Friday 3 July 2015

'such flowers as the hares will not eat'

lady luxborough discusses her planting (1748).

at 10am horsemouth meets his drop to hand over vital photographs of an incriminating nature together with several back issues of the monkey-ona-stick housing co-operatives newsletter monkey-on-a-stick. today is cooler so far than yesterday that was a swelterer rather than a scorcher.

both tuesday and wednesday evenings horsemouth went round andrew minty's for a little play - green manalishi, the kingdon of heaven (is within you). horsemouth still has to put the effort in to learn the complicated bits of green manalishi.

last night horsemouth selected from his bookshelf alain the gods and read the introductory essay by the translator richard pervear- alain would set him self down to write two sheets of paper each day without revisions or rewritings (kind of like just a minute) a similar tactic is taken by the painter frank auerbach who if he is dissatisfied scrapes all the paint of the painting and begins again keeping only what works and trying again and again until he finds a way into the material. struggling to find the material's limitations - 'such flowers as the hares will not eat'.

there horsemouth has achieved re-incorporation and so should stop.

----------------------------------------

the next day he continued...

horsemouth is up late (9am) and the birds are singing. again he will try to write this without re-editing in the style of alain. richeard pervear's essay at the start of alain's the gods discusses benjamin's the storyteller essay - as books replace the spoken word that moment of verification between the storyteller and the listenener dies away (think how this works in ranciere's 'each one teach one' philosophy and pedagogy - where you can verify learning even if you do not understand the subject simply by asking questions and listening for inconsistencies in the replies). horsemouth should really sit down and compare these.

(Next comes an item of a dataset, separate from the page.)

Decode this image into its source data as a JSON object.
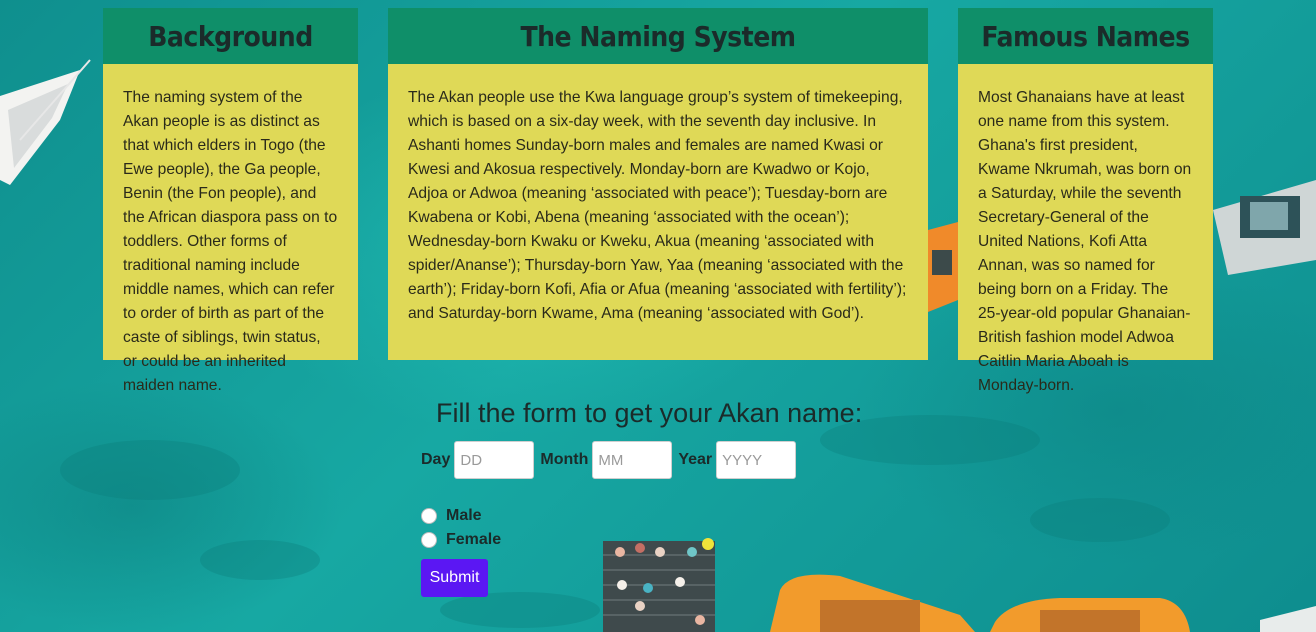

storytelling also crops up in rona edwards and monika skerbelis's 'I liked it, Didn't love it' subtitled screenplay development from the inside out - there they go round the office and tell you who reads what in film company, in an agency etc. what the forms look like. there are cursory nods to aristotle the poetics, carlo gozzi's the thirty-six dramatic situations (via geroges polti), the seven basic plots.

of the seven basic plots beasts of the southern wild is probably man against nature (sorry that should be person against nature) - it is a carnivorous eat or be eaten world waiting for the flood that shows lots of development in that horsemouth finds it unbelievably sentimental - already halfway to fantasy. perhaps he's not appreciating its naive  qualities - its parable like nature. it takes more than a somewhat unhygenic diet of seafood to convince horsemouth of social realism - but how does it compare with say the first series of treme where the effects of hurricane katrina are still present - via a ghost a lost body.

horsemouth listened to lutoslawski (but quietly in case the neighbours hear), nick lacy's tv music (tracks one and two together would make a good song horsemouth thinks, the others horsemouth is familiar with from his time in the snatch foster band), and tracks 3 onwards from alice coltrane's universal consciousness (the softer end of her output). he also read some newspaper review sections (saul bellow came from lachine - who knew) and glanced through stephen calloway's book on aubrey beardsley (like the script writing book one pound from emmaneus - the housing charity shop - and god botherers horsemouth writes somewhat ungenerously).

up at three mills green the grass was burned golden like corn - there were long shadows and sexy running girls.